In 1922, COR purchased the disused shale oil refinery at Hamilton, New South Wales, that had been operated by British Australian Oil Company, and relocated equipment from there for use in its new refinery in Victoria.[2] [3]
In 1924, the company opened Australia's first refinery to process imported crude oil, near Laverton, Victoria, north of the Melbourne - Geelong railway, adjacent to Kororoit Creek Road.[4] The refinery received its first shipment of crude oil on 12 March 1924, with product coming "on-stream" on 17 May 1924. The refinery had an annual processing capacity of 100,000 tons of crude oil. The refinery was shut down on 6 August 1955, having been eclipsed by much larger refineries built around the country.
In the 1930s, the company was involved in oil search ventures.
In 1952, the Coalition government led by Menzies sold the Australian government interest in C.O.R. to the Anglo-Iranian Oil Company, which became the British Petroleum Company (BP) in 1954. The last speech in parliament by former PM, Billy Hughes, was an attack on the Menzies government's decision to sell its share in C.O.R, the state-owned enterprise Hughes' government had established over 30 years earlier.
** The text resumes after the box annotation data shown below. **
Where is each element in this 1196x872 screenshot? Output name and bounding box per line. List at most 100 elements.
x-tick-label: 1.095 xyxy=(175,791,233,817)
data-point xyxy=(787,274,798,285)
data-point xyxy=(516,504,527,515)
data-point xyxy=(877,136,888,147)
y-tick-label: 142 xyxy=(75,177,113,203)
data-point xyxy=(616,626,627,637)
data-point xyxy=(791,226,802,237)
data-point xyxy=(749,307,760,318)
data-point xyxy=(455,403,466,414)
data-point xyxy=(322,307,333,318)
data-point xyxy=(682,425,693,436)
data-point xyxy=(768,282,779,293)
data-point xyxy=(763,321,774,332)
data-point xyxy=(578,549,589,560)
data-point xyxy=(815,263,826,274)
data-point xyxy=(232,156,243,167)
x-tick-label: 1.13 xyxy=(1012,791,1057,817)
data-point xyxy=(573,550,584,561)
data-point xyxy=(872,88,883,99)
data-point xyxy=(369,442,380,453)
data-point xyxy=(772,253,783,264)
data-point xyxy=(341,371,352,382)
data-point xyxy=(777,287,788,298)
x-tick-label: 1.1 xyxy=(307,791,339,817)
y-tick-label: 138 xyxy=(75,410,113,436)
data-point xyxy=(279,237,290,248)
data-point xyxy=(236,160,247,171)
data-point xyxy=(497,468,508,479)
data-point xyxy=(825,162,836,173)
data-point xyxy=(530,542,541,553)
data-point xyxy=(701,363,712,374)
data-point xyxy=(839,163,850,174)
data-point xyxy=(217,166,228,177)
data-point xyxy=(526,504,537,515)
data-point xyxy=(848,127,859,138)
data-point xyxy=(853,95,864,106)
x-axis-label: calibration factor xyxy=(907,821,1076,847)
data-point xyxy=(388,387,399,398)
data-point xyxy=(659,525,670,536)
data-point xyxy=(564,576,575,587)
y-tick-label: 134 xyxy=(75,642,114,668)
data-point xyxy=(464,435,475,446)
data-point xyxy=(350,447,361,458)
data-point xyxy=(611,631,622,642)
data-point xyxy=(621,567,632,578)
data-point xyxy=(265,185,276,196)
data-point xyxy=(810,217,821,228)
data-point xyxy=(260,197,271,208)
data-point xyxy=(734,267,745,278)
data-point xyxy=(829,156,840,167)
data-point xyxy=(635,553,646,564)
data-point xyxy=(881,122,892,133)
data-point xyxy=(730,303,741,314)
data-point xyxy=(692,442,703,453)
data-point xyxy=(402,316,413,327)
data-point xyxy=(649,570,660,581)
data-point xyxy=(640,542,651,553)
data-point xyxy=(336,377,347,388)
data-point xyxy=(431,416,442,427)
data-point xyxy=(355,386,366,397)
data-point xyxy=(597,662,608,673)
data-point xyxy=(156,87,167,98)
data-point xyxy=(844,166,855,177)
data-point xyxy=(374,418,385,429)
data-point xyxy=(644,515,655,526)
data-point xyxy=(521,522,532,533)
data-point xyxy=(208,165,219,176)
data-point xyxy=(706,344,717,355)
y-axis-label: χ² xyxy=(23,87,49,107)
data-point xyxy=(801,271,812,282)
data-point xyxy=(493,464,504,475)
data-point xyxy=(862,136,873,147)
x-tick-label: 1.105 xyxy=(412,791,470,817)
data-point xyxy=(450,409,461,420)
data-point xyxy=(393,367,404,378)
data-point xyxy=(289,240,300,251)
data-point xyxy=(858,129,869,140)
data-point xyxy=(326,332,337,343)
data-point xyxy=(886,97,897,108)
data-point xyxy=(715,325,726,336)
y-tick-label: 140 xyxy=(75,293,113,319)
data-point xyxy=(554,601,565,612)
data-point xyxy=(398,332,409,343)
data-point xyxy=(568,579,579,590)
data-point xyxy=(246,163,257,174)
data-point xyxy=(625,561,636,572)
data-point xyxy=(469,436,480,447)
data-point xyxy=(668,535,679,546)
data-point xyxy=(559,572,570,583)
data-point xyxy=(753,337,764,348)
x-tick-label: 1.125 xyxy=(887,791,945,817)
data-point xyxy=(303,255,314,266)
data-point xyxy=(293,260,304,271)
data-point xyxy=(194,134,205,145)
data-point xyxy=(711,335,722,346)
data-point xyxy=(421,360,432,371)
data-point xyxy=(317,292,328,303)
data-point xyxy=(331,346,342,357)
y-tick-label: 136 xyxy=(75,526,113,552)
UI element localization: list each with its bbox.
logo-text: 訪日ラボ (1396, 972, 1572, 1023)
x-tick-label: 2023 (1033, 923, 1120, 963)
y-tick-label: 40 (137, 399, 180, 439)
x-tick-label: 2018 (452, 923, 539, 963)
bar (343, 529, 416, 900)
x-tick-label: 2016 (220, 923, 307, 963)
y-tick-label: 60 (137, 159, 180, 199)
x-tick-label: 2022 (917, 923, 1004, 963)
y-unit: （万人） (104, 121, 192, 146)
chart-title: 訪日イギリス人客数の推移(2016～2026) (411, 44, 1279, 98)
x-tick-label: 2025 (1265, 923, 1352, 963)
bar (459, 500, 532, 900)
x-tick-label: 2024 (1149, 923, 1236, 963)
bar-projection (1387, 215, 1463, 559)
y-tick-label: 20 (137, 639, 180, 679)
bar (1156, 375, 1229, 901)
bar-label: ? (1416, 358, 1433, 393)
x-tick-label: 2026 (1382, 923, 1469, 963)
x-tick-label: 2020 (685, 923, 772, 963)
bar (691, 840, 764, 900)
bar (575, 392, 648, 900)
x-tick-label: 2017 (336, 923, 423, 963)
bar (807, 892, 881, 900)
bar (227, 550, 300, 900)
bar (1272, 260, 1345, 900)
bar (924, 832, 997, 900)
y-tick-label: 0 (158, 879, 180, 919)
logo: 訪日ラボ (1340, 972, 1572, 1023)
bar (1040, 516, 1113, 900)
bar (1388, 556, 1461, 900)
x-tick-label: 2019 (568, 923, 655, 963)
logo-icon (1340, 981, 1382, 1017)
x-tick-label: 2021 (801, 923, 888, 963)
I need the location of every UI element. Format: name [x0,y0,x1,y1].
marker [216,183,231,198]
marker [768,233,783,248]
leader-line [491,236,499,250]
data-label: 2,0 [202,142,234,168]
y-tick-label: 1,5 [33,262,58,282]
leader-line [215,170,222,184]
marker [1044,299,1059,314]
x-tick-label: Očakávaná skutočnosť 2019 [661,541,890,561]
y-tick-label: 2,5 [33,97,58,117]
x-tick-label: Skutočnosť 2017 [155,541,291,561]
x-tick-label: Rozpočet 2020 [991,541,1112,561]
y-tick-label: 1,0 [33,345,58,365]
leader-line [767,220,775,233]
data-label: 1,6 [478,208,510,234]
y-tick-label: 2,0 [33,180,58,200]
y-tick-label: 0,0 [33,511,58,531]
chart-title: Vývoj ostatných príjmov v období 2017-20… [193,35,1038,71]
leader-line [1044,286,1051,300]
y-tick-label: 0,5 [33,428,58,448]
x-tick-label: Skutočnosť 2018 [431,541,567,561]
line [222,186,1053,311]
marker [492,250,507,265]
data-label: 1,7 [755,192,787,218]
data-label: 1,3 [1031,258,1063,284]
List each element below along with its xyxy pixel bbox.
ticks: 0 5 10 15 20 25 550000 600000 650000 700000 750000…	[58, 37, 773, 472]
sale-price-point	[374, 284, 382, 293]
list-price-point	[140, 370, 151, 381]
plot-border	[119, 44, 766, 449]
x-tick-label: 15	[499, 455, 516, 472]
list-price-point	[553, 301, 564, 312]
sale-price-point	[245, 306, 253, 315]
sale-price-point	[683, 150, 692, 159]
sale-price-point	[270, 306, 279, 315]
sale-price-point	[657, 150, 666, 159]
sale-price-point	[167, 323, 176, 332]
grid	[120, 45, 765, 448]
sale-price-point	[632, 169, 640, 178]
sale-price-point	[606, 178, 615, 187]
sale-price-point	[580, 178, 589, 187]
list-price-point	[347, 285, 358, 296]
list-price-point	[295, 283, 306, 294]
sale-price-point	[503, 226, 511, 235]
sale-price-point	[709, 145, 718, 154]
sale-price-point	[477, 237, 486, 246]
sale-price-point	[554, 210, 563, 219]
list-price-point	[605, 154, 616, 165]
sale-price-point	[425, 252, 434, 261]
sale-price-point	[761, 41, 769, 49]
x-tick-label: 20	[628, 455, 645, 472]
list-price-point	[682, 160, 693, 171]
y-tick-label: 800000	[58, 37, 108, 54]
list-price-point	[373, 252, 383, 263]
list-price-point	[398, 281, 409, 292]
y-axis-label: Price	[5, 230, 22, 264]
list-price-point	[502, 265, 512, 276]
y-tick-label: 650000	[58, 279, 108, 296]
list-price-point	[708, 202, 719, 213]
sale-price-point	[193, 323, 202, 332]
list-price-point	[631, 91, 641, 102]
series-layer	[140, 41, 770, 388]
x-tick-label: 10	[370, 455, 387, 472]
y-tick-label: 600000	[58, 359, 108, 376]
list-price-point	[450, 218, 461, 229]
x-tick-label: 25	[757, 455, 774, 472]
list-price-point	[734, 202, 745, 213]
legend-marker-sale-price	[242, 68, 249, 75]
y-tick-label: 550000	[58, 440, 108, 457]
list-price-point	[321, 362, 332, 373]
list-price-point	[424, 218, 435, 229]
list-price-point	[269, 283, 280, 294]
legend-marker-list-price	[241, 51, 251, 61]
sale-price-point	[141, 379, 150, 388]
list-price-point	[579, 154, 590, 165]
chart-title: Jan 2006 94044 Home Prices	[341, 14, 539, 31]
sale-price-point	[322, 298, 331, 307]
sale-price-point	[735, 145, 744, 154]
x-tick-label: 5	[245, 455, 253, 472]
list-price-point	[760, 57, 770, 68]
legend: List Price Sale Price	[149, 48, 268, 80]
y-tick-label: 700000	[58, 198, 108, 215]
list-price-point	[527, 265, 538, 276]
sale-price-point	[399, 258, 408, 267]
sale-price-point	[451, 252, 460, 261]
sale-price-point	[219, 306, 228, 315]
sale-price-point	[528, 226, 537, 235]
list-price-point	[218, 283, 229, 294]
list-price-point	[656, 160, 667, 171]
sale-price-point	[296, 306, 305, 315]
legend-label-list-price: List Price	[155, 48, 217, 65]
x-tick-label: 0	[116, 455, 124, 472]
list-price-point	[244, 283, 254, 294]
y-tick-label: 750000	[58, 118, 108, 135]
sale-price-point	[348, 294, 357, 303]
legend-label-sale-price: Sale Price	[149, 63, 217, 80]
According to H.V. Evatt, his speech "seemed at once to grip the attention of all honourable members present ... nobody left the House, and nobody seemed to dare to move".
In 1955, BP it developed a refinery at Kwinana, Western Australia
Between 1952 and 1959, BP Australia branded its standard-grade petrol as COR, but then dropped the name.[5]